Da qui la commistione unica di levità surrealista e terribile malinconia. Su cui scorre giustamente un fiume alcolico, che non annebbia certo la vista, ma serve a spalleggiare lo stato di alterazione che sempre sostanzia l’immagine (di Hong). Solitaria e claudicante, disarmata e recalcitrante, conversazione infinita di progetti letterari minimi e progetti di grandi film, sedotta dalla bellezza della deriva e colpita al cuore dall’evidenza del non riuscire più a vedersi né a sentirsi nonostante il fiume di parole e l’eterno ritorno negli stessi bar, negli stessi ristoranti, nelle stesse stanze, negli stessi letti, sulle stesse labbra e sugli stessi volti. Una ronde dove l’indifferenza è alla base della diversità e dove c’è un piacere segreto e assoluto per il movimento e la sua vertigine. Non è facile trovare oggi un cineasta altrettanto fiducioso nello sfilacciarsi del cinema invece che nella sua supposta (e sempre negata dai fatti) potenza. Fiducioso che le cose si mettano in moto non quando si danno a vedere, ma quando letteralmente cessano di esistere e il nulla coincide con la sublime risorsa dell’invisibile.

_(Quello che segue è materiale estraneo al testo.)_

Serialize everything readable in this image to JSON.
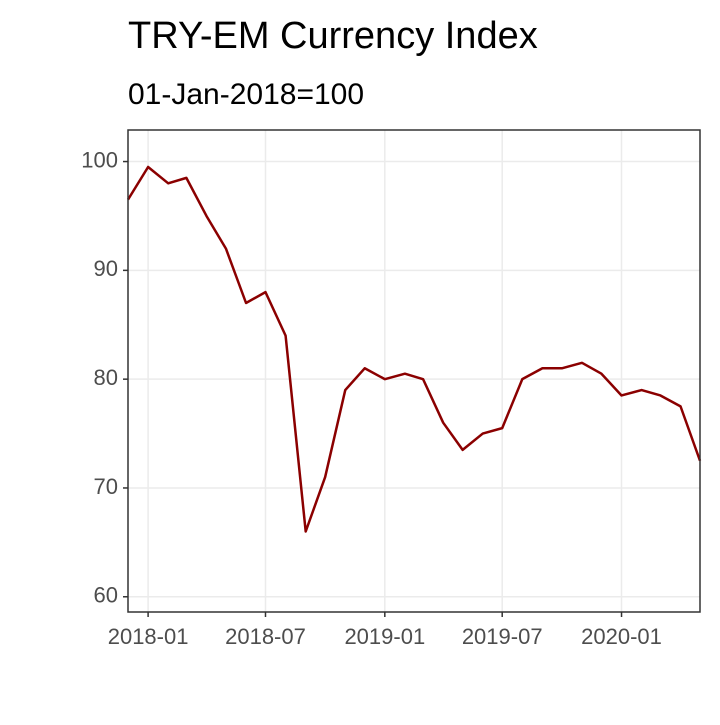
{
  "chart_data": {
    "type": "line",
    "title": "TRY-EM Currency Index",
    "subtitle": "01-Jan-2018=100",
    "x": [
      "2017-12",
      "2018-01",
      "2018-02",
      "2018-03",
      "2018-04",
      "2018-05",
      "2018-06",
      "2018-07",
      "2018-08",
      "2018-09",
      "2018-10",
      "2018-11",
      "2018-12",
      "2019-01",
      "2019-02",
      "2019-03",
      "2019-04",
      "2019-05",
      "2019-06",
      "2019-07",
      "2019-08",
      "2019-09",
      "2019-10",
      "2019-11",
      "2019-12",
      "2020-01",
      "2020-02",
      "2020-03",
      "2020-04",
      "2020-05"
    ],
    "series": [
      {
        "color": "#8b0000",
        "values": [
          96.5,
          99.5,
          98,
          98.5,
          95,
          92,
          87,
          88,
          84,
          66,
          71,
          79,
          81,
          80,
          80.5,
          80,
          76,
          73.5,
          75,
          75.5,
          80,
          81,
          81,
          81.5,
          80.5,
          78.5,
          79,
          78.5,
          77.5,
          72.5
        ]
      }
    ],
    "xlim": [
      "2017-12",
      "2020-05"
    ],
    "xticks": [
      "2018-01",
      "2018-07",
      "2019-01",
      "2019-07",
      "2020-01"
    ],
    "ylim": [
      58.6,
      102.9
    ],
    "yticks": [
      60,
      70,
      80,
      90,
      100
    ],
    "grid": true
  }
}
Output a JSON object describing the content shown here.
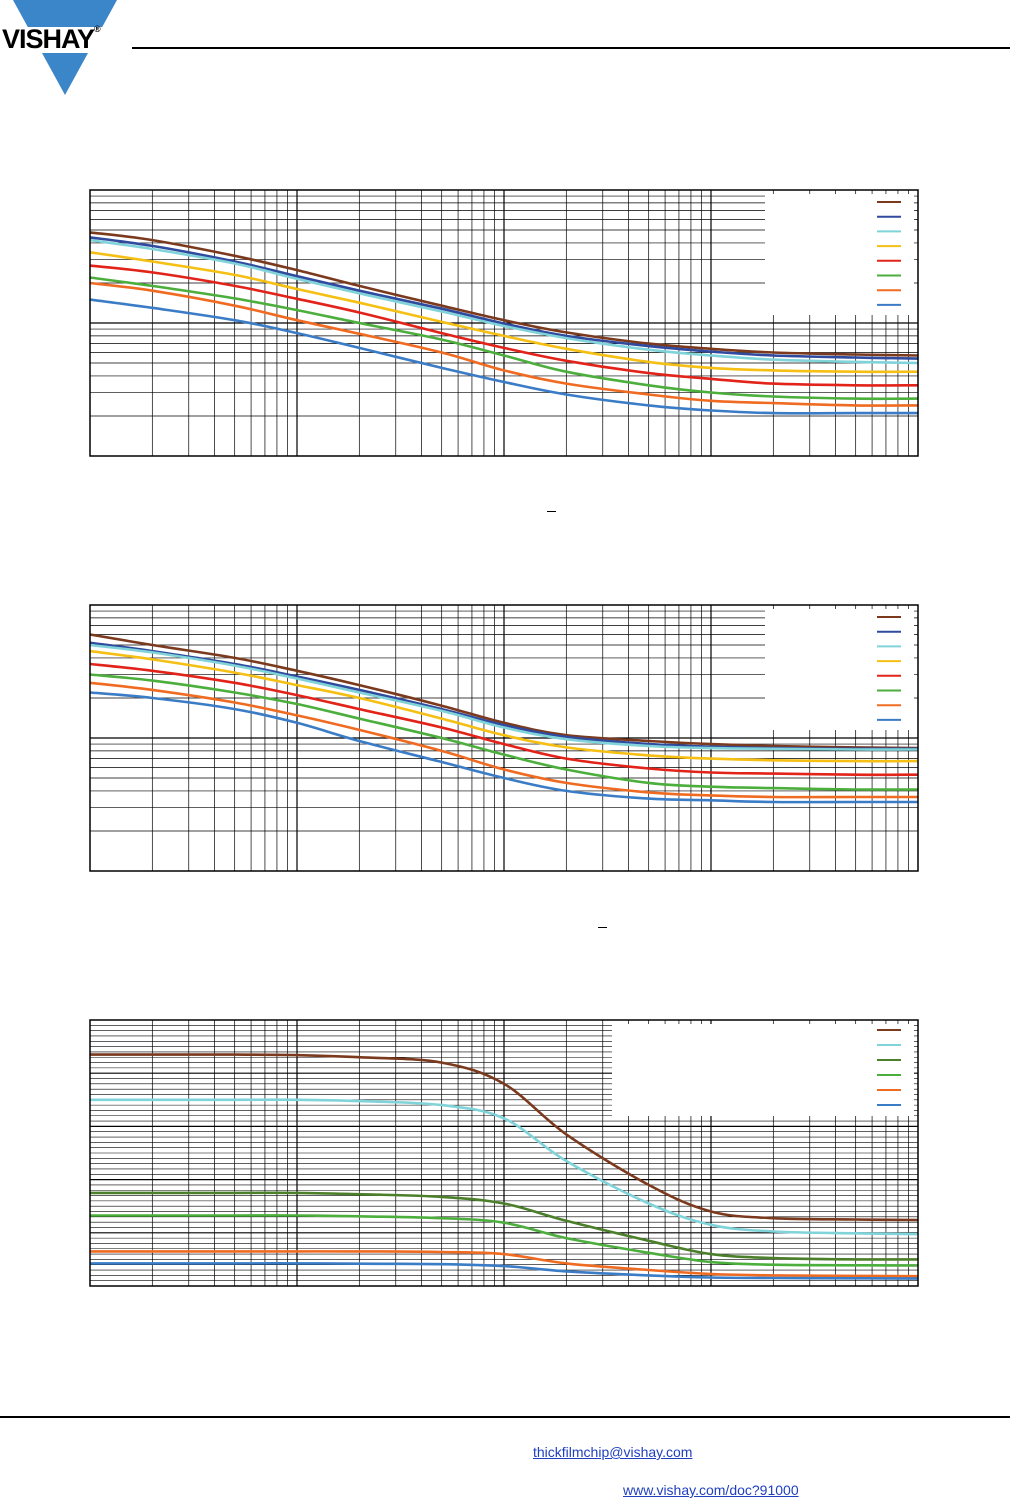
{
  "header": {
    "logo_text": "VISHAY",
    "logo_mark": "®",
    "logo_color": "#3b86c8"
  },
  "chart_data": [
    {
      "type": "line",
      "title": "",
      "xlabel": "",
      "ylabel": "",
      "x_scale": "log",
      "y_scale": "log",
      "xlim": [
        1,
        10000
      ],
      "ylim": [
        1,
        100
      ],
      "grid": true,
      "legend": "top-right",
      "x": [
        1,
        2,
        5,
        10,
        20,
        50,
        100,
        200,
        500,
        1000,
        2000,
        5000,
        10000
      ],
      "series": [
        {
          "color": "#7b3a1e",
          "values": [
            48,
            42,
            32,
            25,
            19,
            13.5,
            10.5,
            8.5,
            7.0,
            6.4,
            6.0,
            5.8,
            5.7
          ]
        },
        {
          "color": "#2f4a9e",
          "values": [
            44,
            38,
            29,
            22.5,
            17.5,
            12.8,
            9.9,
            8.0,
            6.7,
            6.1,
            5.7,
            5.5,
            5.4
          ]
        },
        {
          "color": "#7fd3d9",
          "values": [
            42,
            36,
            28,
            21.5,
            16.7,
            12.2,
            9.5,
            7.7,
            6.3,
            5.7,
            5.3,
            5.1,
            5.0
          ]
        },
        {
          "color": "#f5bf13",
          "values": [
            34,
            29,
            23,
            18,
            14.2,
            10.2,
            8.0,
            6.4,
            5.1,
            4.6,
            4.4,
            4.3,
            4.3
          ]
        },
        {
          "color": "#e2231a",
          "values": [
            27,
            24,
            19,
            15.2,
            12.0,
            8.4,
            6.5,
            5.2,
            4.2,
            3.8,
            3.5,
            3.4,
            3.4
          ]
        },
        {
          "color": "#4cae3c",
          "values": [
            22,
            19,
            15.3,
            12.5,
            10.0,
            7.5,
            5.7,
            4.3,
            3.4,
            3.0,
            2.8,
            2.7,
            2.7
          ]
        },
        {
          "color": "#f06b22",
          "values": [
            20,
            17.5,
            13.5,
            10.5,
            8.3,
            6.0,
            4.4,
            3.5,
            2.9,
            2.6,
            2.5,
            2.4,
            2.4
          ]
        },
        {
          "color": "#3b7cc6",
          "values": [
            15,
            13,
            10.5,
            8.4,
            6.5,
            4.6,
            3.6,
            2.9,
            2.4,
            2.2,
            2.1,
            2.1,
            2.1
          ]
        }
      ]
    },
    {
      "type": "line",
      "title": "",
      "xlabel": "",
      "ylabel": "",
      "x_scale": "log",
      "y_scale": "log",
      "xlim": [
        1,
        10000
      ],
      "ylim": [
        1,
        100
      ],
      "grid": true,
      "legend": "top-right",
      "x": [
        1,
        2,
        5,
        10,
        20,
        50,
        100,
        200,
        500,
        1000,
        2000,
        5000,
        10000
      ],
      "series": [
        {
          "color": "#7b3a1e",
          "values": [
            60,
            50,
            40,
            32,
            25,
            17.5,
            13.0,
            10.5,
            9.5,
            9.0,
            8.7,
            8.5,
            8.4
          ]
        },
        {
          "color": "#2f4a9e",
          "values": [
            52,
            45,
            36,
            29,
            23,
            16.5,
            12.5,
            10.2,
            9.0,
            8.6,
            8.4,
            8.3,
            8.3
          ]
        },
        {
          "color": "#7fd3d9",
          "values": [
            50,
            44,
            35,
            28,
            22,
            16,
            12,
            9.8,
            8.7,
            8.4,
            8.3,
            8.2,
            8.2
          ]
        },
        {
          "color": "#f5bf13",
          "values": [
            45,
            39,
            31,
            25,
            20,
            14,
            10.5,
            8.5,
            7.4,
            7.0,
            6.8,
            6.7,
            6.7
          ]
        },
        {
          "color": "#e2231a",
          "values": [
            36,
            32,
            26,
            21,
            16.5,
            12,
            9.0,
            7.0,
            5.9,
            5.5,
            5.4,
            5.3,
            5.3
          ]
        },
        {
          "color": "#4cae3c",
          "values": [
            30,
            27,
            22,
            18,
            14,
            10,
            7.5,
            5.8,
            4.6,
            4.3,
            4.2,
            4.1,
            4.1
          ]
        },
        {
          "color": "#f06b22",
          "values": [
            26,
            23,
            18.5,
            14.8,
            11.5,
            8.0,
            5.8,
            4.6,
            3.9,
            3.7,
            3.6,
            3.6,
            3.6
          ]
        },
        {
          "color": "#3b7cc6",
          "values": [
            22,
            20,
            16.5,
            13,
            9.5,
            6.6,
            5.0,
            4.0,
            3.5,
            3.4,
            3.3,
            3.3,
            3.3
          ]
        }
      ]
    },
    {
      "type": "line",
      "title": "",
      "xlabel": "",
      "ylabel": "",
      "x_scale": "log",
      "y_scale": "linear",
      "xlim": [
        1,
        10000
      ],
      "ylim": [
        0,
        1
      ],
      "grid": true,
      "legend": "top-right",
      "x": [
        1,
        2,
        5,
        10,
        20,
        50,
        100,
        200,
        500,
        1000,
        2000,
        5000,
        10000
      ],
      "series": [
        {
          "color": "#7b3a1e",
          "values": [
            0.87,
            0.87,
            0.87,
            0.868,
            0.86,
            0.84,
            0.76,
            0.57,
            0.38,
            0.28,
            0.255,
            0.25,
            0.248
          ]
        },
        {
          "color": "#7fd3d9",
          "values": [
            0.7,
            0.7,
            0.7,
            0.7,
            0.695,
            0.68,
            0.63,
            0.47,
            0.31,
            0.23,
            0.205,
            0.198,
            0.195
          ]
        },
        {
          "color": "#4b7f2a",
          "values": [
            0.35,
            0.35,
            0.35,
            0.35,
            0.345,
            0.335,
            0.31,
            0.245,
            0.17,
            0.12,
            0.105,
            0.1,
            0.1
          ]
        },
        {
          "color": "#4cae3c",
          "values": [
            0.265,
            0.265,
            0.265,
            0.265,
            0.262,
            0.255,
            0.238,
            0.18,
            0.125,
            0.09,
            0.08,
            0.078,
            0.077
          ]
        },
        {
          "color": "#f06b22",
          "values": [
            0.13,
            0.13,
            0.13,
            0.13,
            0.13,
            0.128,
            0.12,
            0.085,
            0.06,
            0.045,
            0.04,
            0.038,
            0.037
          ]
        },
        {
          "color": "#3b7cc6",
          "values": [
            0.085,
            0.085,
            0.085,
            0.085,
            0.084,
            0.082,
            0.075,
            0.055,
            0.04,
            0.032,
            0.03,
            0.029,
            0.028
          ]
        }
      ]
    }
  ],
  "footer": {
    "email": "thickfilmchip@vishay.com",
    "url": "www.vishay.com/doc?91000"
  }
}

Non è dunque solo un tempo elastico e dislocato quello di The Day After (e dove il bianco e nero, couadiuvato dal bianco ulteriore di lunghe nevicate notturne, è ancora, come per Garrel, un affondo prima di tutto amoroso), ma il varco che si spalanca su una forma di indeterminazione tanto abissale quanto fisica, dura. La materia dell’amore è d’altronde materia che brucia e gli amanti i sopravvissuti all’incendio. Hong non ne esclude la verifica incerta nei suoi tipici lunghi monologhi, qui sensibilmente più filosofici, continuamente richiesti di spiegazioni su cos’è la realtà e, una volta appuratane l’eterna illusione, fino a chiedersi perché si vive. Il finale con Kim Minhee (musa flagrante quant’altre mai), dopo l’ultimo episodio di cecità (il suo datore di lavoro, il giorno dopo, letteralmente non la riconosce) sola nel taxi che guarda dal finestrino e la neve che cade la illumina con una luce misteriosa, segna di nuovo la possibile risposta con la forma magnificamente in distorsione della domanda.